Voilà pourtant comme se font les vocations! Assis sur un banc de bois, au lieu d’un moelleux canapé, mangeant des bribes de pain sec au lieu de macarons, et buvant de l’eau claire au lieu de sirop à l’orange, Topaze fut ramené au bien par la misère, ce grand professeur de morale et de vertu, quand elle ne plonge pas plus profondément dans le vice et la débauche. N’ayant rien de mieux à faire, il réfléchit sur sa misérable condition, si précaire, si variable, si dépendante; il rêva la liberté, le travail et la gloire; il sentit enfin qu’il était venu à ce moment critique et solennel où il faut, comme on dit, faire choix d’un état. Or, quel état plus beau, plus libre, plus glorieux que celui d’artiste? Le ciel même l’avait conduit à cette école. Le voilà donc, comme Pareja, l’esclave de Velasquez, essayant de surprendre dans le travail de son maître les secrets du grand art de peindre, le voilà juché tout le jour sur le faîte du chevalet, guettant chaque mélange de la palette et chaque coup du pinceau; puis, dès que le peintre tournait les épaules, il prenait à son tour la palette et la brosse, et, d’une main légère, refaisant l’ouvrage déjà fait, il doublait par une seconde couche la dose des couleurs. Alors, fier et glorieux, il prenait sa reculée, s’admirait dans son œuvre, et marmottait tout bas entre ses dents le mot du Corrége, répété tant de fois par tous ces naissants génies dont Paris est inondé: Ed io anche son pittore.

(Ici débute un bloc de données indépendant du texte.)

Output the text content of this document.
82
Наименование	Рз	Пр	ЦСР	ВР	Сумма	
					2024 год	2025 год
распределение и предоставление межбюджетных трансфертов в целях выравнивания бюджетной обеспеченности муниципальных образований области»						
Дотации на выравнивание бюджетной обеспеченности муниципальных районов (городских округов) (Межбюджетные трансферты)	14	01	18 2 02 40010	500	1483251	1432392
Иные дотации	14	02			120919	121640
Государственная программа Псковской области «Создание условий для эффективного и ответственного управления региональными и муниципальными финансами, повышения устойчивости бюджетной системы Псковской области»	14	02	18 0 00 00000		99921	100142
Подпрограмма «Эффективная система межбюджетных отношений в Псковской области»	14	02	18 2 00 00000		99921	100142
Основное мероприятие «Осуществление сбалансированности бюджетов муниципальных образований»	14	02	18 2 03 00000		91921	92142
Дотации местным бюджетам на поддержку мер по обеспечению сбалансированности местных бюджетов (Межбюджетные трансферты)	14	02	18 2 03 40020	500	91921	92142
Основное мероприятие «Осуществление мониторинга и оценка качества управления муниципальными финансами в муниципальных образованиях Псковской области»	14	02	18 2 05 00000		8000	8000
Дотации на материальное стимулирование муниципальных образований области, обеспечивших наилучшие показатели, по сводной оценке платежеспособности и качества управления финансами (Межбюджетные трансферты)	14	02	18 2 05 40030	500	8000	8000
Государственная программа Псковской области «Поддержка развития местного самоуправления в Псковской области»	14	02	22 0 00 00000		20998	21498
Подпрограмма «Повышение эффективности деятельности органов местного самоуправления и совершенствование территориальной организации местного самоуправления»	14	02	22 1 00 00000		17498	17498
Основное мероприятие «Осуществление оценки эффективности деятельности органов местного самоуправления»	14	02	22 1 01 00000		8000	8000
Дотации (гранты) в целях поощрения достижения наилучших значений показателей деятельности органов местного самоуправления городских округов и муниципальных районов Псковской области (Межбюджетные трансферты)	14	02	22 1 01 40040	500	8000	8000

Un jour que l’orgueil satisfait lui ôtait toute prudence, son maître le surprit dans cet exercice. Il rentrait lui-même plein de joie et de fierté, car la direction des beaux-arts venait de lui commander un tableau du Déluge pour l’église de Boulogne-sur-Mer, où il pleut toute l’année. Rien ne rend généreux comme le contentement de soi-même. Au lieu donc de prendre un appui-main et de rosser son Sosie: «Parbleu! s’écria-t-il comme un autre Velasquez, puisque tu veux être artiste, je te rends la liberté, et de mon valet je te fais mon élève.» Voilà Topaze devenu rapin.

Aussitôt il rejeta et roula sur ses épaules tous les crins de sa tête, comme la chevelure poudrée d’un curé de campagne; il ajusta ses poils du menton en barbe de bouc; il se coiffa d’un chapeau à larges bords et à forme pointue; il s’habilla d’une redingote en justaucorps, sur laquelle retombait en fraise son col de chemise; enfin il se donna autant que possible l’air d’un portrait de Van Dyck; puis, son carton sous le bras et sa boîte de couleurs à la main, il se mit à fréquenter les écoles.

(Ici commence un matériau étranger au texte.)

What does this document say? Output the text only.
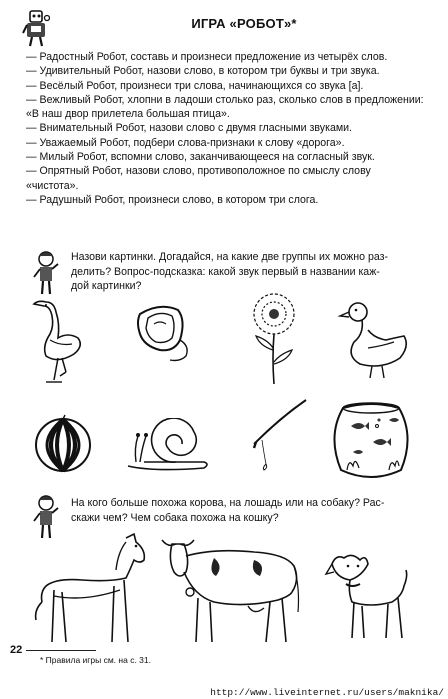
ИГРА «РОБОТ»*

— Радостный Робот, составь и произнеси предложение из четырёх слов.

— Удивительный Робот, назови слово, в котором три буквы и три звука.

— Весёлый Робот, произнеси три слова, начинающихся со звука [а].

— Вежливый Робот, хлопни в ладоши столько раз, сколько слов в предложении: «В наш двор прилетела большая птица».

— Внимательный Робот, назови слово с двумя гласными звуками.

— Уважаемый Робот, подбери слова-признаки к слову «дорога».

— Милый Робот, вспомни слово, заканчивающееся на согласный звук.

— Опрятный Робот, назови слово, противоположное по смыслу слову «чистота».

— Радушный Робот, произнеси слово, в котором три слога.

Назови картинки. Догадайся, на какие две группы их можно раз-
делить? Вопрос-подсказка: какой звук первый в названии каж-
дой картинки?
На кого больше похожа корова, на лошадь или на собаку? Рас-
скажи чем? Чем собака похожа на кошку?
22
* Правила игры см. на с. 31.
http://www.liveinternet.ru/users/maknika/
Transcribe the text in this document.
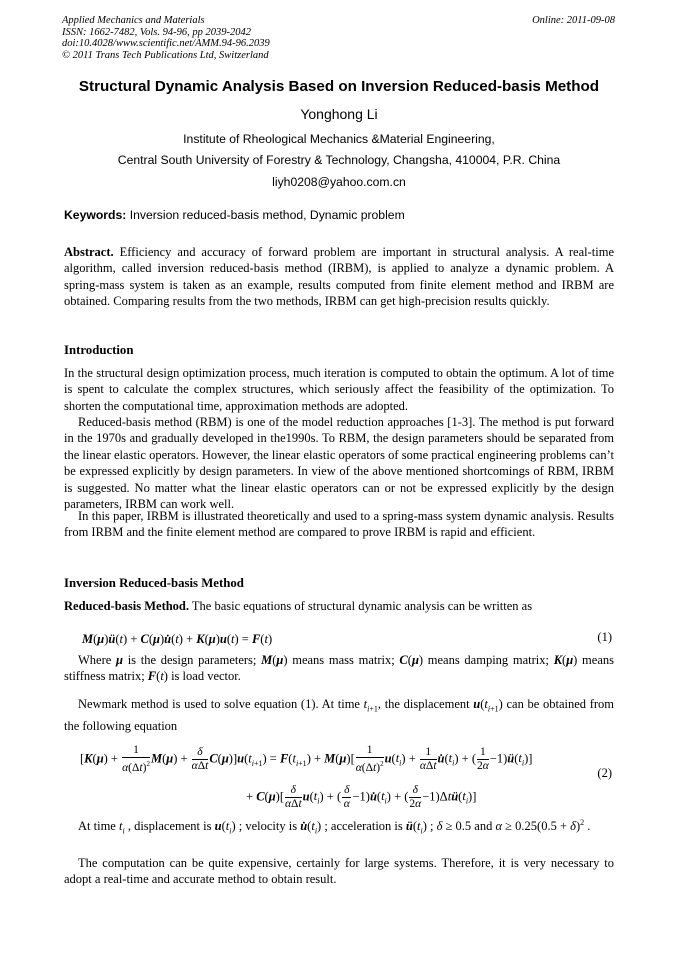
Applied Mechanics and Materials
ISSN: 1662-7482, Vols. 94-96, pp 2039-2042
doi:10.4028/www.scientific.net/AMM.94-96.2039
© 2011 Trans Tech Publications Ltd, Switzerland
Online: 2011-09-08
Structural Dynamic Analysis Based on Inversion Reduced-basis Method
Yonghong Li
Institute of Rheological Mechanics &Material Engineering,
Central South University of Forestry & Technology, Changsha, 410004, P.R. China
liyh0208@yahoo.com.cn
Keywords: Inversion reduced-basis method, Dynamic problem
Abstract. Efficiency and accuracy of forward problem are important in structural analysis. A real-time algorithm, called inversion reduced-basis method (IRBM), is applied to analyze a dynamic problem. A spring-mass system is taken as an example, results computed from finite element method and IRBM are obtained. Comparing results from the two methods, IRBM can get high-precision results quickly.
Introduction
In the structural design optimization process, much iteration is computed to obtain the optimum. A lot of time is spent to calculate the complex structures, which seriously affect the feasibility of the optimization. To shorten the computational time, approximation methods are adopted.
Reduced-basis method (RBM) is one of the model reduction approaches [1-3]. The method is put forward in the 1970s and gradually developed in the1990s. To RBM, the design parameters should be separated from the linear elastic operators. However, the linear elastic operators of some practical engineering problems can’t be expressed explicitly by design parameters. In view of the above mentioned shortcomings of RBM, IRBM is suggested. No matter what the linear elastic operators can or not be expressed explicitly by the design parameters, IRBM can work well.
In this paper, IRBM is illustrated theoretically and used to a spring-mass system dynamic analysis. Results from IRBM and the finite element method are compared to prove IRBM is rapid and efficient.
Inversion Reduced-basis Method
Reduced-basis Method. The basic equations of structural dynamic analysis can be written as
M(μ)ü(t) + C(μ)u̇(t) + K(μ)u(t) = F(t)	(1)
Where μ is the design parameters; M(μ) means mass matrix; C(μ) means damping matrix; K(μ) means stiffness matrix; F(t) is load vector.
Newmark method is used to solve equation (1). At time $t_{i+1}$, the displacement $u(t_{i+1})$ can be obtained from the following equation
$[K(\mu) + \frac{1}{\alpha(\Delta t)^2} M(\mu) + \frac{\delta}{\text{αΔt}} C(\mu)]u(t_{i+1}) = F(t_{i+1}) + M(\mu)[ \frac{1}{\alpha(\Delta t)^2} u(t_i) + \frac{1}{\text{αΔt}}$ $u̇(t_i)$ + ( $\frac{1}{2\alpha}$ $-1)ü(t_i)$]
(2)
+ $C(\mu)[ \frac{\delta}{\text{αΔt}} u(t_i)$ + ( $\frac{\delta}{\alpha}$ $-1)u̇(t_i)$ + ( $\frac{\delta}{2\alpha}$ $-1)\Delta tü(t_i)$]
At time $t_i$ , displacement is $u(t_i)$ ; velocity is $u̇(t_i)$ ; acceleration is $ü(t_i)$ ; δ ≥ 0.5 and $\alpha \ge 0.25(0.5 + \delta)^2$ .
The computation can be quite expensive, certainly for large systems. Therefore, it is very necessary to adopt a real-time and accurate method to obtain result.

Puis, son carton sous le bras et sa boîte de couleurs à la main, il se mit à fréquenter les écoles. Voilà Topaze devenu rapin.

Mais, hélas! comme tant d’apprentis artistes, qui sont pourtant bien Hommes, Hommes faits et parfaits, Hommes ayant leurs cinq sens du corps et leurs trois puissances de l’esprit, Topaze avait pris pour une vocation véritable ou les rêves creux de son ambition, ou son inaptitude à toute autre chose. Il fut bientôt tristement désabusé. Quand le tracé du maître lui manqua, et qu’il fallut tracer lui-même des lignes; quand, au lieu d’appliquer couleur sur couleur, il fallut couvrir une toile blanche; quand, enfin, d’imitateur il fallut se faire original, adieu tout le talent de notre Singe. Il eut beau travailler, s’obstiner, suer, pester, se cogner la tête, s’arracher la barbe, la muse ne souffla point, comme disent les Espagnols, et Pégase, toujours rétif, refusa de l’emporter sur cet Hélicon de fortune et de gloire qu’il avait rêvé. En bon français, il ne fit rien qui vaille, et, d’une commune voix, maîtres et condisciples lui donnèrent le charitable conseil de chercher un autre moyen de vivre:

Soyez plutôt maçon, si c’est votre talent.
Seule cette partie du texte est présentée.